The American President



It was pretty amazing how much this felt like an alternate universe's version of The West Wing. Aaron Sorkin wrote it, in much the same style as the show, with lots of intelligent back-and-forth dialogue and well-timed dramatic speeches. It has a movie budget with a movie cast and a movie director in Rob Reiner, but it's filmed pretty plainly and on the same sets as the show. Most of the characters have pretty clear equivalents from the show. Michael Douglas' President Andrew Shepherd is not that different from Josiah Bartlet, and Martin Sheen even plays a chief of staff similar Leo from the show. It shares a couple other cast members like Joshua Malina, and the rest of the actors are a mostly recognizable bunch, playing roles they might have played on television had they not been more successful. Michael J. Fox is another member of the staff, and Richard Dreyfuss plays a Republican senator with designs on the presidency.

The focus is a bit different than The West Wing though - while it does get into some of the nuts and bolts of politics, particularly the wrangling it takes for controversial bills to get through, it's mostly in the service of a romantic plot that's the real core of the story. The President is a widower due to his wife's death before his election, and he hasn't been really looking to date while in office. Annette Bening plays a lobbyist who gets a job in Washington, but things quickly get weird when she and the President hit it off and they start seeing each other regularly. There's a lot about whether a President, even a very popular one, could ever have a non-marital relationship in office in this day and age.

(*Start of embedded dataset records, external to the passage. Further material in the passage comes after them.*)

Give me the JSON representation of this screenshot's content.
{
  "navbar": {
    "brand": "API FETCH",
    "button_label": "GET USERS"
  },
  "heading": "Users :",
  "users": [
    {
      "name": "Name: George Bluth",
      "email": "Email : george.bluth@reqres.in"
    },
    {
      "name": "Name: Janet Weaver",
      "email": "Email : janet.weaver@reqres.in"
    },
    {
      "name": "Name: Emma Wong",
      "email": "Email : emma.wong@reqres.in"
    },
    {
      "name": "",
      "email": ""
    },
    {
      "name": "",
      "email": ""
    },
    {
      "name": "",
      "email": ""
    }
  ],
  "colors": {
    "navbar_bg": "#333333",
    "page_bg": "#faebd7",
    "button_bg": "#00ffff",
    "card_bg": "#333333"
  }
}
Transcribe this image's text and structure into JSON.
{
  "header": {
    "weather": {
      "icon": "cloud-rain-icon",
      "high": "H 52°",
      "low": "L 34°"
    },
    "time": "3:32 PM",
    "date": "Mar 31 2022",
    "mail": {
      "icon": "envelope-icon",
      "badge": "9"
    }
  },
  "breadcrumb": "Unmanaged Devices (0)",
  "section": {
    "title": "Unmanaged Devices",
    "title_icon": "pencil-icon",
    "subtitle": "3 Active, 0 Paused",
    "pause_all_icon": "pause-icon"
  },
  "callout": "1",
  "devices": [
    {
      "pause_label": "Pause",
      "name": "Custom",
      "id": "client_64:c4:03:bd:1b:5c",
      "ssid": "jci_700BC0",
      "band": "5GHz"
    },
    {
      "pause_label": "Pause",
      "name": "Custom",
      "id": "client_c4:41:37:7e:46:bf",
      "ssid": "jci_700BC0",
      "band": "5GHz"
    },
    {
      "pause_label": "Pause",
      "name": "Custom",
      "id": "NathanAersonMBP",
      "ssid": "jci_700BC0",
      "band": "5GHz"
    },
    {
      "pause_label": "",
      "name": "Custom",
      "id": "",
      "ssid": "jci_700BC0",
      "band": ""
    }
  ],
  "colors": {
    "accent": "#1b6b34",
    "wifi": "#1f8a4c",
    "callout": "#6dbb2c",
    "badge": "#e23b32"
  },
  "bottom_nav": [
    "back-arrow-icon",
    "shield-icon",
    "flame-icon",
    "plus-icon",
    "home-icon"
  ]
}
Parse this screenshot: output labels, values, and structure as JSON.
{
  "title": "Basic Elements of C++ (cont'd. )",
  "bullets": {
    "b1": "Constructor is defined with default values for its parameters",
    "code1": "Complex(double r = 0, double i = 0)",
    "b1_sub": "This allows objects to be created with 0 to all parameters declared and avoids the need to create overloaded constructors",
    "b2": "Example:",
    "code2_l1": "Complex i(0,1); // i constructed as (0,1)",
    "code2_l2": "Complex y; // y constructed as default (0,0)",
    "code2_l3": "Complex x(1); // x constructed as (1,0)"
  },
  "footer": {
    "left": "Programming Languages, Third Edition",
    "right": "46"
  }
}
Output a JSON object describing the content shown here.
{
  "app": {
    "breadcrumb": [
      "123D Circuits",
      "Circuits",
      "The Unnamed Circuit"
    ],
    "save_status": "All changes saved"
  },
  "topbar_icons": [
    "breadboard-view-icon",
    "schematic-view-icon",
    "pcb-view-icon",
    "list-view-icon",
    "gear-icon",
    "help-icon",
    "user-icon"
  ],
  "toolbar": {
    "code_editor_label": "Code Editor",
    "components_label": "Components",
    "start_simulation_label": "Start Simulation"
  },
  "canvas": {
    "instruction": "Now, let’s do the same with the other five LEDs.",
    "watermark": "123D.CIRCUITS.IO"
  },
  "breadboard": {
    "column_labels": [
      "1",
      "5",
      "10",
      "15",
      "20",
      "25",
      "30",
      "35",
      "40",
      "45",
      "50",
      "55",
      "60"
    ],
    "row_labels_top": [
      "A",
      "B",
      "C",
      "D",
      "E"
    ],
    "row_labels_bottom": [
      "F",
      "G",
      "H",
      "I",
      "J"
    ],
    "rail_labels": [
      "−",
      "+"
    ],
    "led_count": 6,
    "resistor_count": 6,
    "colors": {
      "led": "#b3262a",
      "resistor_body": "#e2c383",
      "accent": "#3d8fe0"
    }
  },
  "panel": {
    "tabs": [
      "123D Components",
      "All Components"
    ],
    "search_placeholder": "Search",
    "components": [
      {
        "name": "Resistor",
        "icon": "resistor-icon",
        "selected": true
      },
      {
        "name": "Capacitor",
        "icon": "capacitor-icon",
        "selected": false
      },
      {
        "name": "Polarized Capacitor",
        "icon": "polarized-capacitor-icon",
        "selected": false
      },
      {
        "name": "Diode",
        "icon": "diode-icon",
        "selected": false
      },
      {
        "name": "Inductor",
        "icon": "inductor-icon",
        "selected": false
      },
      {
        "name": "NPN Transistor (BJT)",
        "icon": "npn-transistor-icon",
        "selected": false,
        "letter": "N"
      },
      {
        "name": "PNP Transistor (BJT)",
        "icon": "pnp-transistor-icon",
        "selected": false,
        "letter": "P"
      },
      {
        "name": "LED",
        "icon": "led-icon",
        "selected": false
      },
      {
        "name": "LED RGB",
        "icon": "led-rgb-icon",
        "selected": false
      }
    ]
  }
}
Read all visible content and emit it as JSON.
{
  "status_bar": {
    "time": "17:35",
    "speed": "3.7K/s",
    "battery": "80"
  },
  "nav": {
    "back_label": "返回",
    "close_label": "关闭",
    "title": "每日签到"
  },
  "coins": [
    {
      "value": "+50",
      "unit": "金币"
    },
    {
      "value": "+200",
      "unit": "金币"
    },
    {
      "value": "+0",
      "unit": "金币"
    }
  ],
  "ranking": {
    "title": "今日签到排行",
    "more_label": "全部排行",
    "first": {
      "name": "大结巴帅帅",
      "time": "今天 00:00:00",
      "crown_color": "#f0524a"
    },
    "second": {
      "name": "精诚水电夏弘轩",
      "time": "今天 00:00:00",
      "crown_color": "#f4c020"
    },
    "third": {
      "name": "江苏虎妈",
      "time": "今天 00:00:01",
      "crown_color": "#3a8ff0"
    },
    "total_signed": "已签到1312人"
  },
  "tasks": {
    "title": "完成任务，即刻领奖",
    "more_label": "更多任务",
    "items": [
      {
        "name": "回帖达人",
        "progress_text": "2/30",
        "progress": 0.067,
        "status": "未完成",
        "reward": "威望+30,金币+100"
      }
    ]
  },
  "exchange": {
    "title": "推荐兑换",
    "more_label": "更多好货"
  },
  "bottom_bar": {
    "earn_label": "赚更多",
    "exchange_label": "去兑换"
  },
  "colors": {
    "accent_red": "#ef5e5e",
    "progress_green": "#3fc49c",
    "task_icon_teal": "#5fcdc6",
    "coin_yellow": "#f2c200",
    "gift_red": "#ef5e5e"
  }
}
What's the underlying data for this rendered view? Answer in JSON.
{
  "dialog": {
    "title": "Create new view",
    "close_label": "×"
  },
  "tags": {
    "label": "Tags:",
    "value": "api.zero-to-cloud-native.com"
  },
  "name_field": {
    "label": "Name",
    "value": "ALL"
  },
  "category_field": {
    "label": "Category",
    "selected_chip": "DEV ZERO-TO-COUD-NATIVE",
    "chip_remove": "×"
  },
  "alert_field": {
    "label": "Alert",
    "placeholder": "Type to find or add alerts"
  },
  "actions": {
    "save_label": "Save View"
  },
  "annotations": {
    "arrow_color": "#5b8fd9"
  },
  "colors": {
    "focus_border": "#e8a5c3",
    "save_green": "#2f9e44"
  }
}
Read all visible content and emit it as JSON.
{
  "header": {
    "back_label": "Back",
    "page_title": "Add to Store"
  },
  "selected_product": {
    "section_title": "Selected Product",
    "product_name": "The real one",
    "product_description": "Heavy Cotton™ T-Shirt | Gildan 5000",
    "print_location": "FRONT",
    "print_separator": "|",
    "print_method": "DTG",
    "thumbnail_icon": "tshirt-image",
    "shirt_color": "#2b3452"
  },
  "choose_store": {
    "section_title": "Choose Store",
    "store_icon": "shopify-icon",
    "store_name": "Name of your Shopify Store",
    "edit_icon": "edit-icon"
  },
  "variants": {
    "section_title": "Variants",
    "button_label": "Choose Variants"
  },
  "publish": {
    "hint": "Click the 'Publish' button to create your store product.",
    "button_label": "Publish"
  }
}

Dreyfuss' character is cartoonishly evil and slimy, and uses the situation to smear the President, who doesn't stoop to defending his personal life despite falling approval ratings. His personal and professional lives though finally collide near the end, once the health of his political goals come into conflict. It's a bit more silly and outlandish than anything you'd normally see in a regular story of politics, but it's not a politics movie - it's a romantic comedy with a political setting. It does the job well enough, but I'm glad Sorkin didn't get it out of his system and went on to use a lot of his ideas to create one of the best TV dramas of the last decade.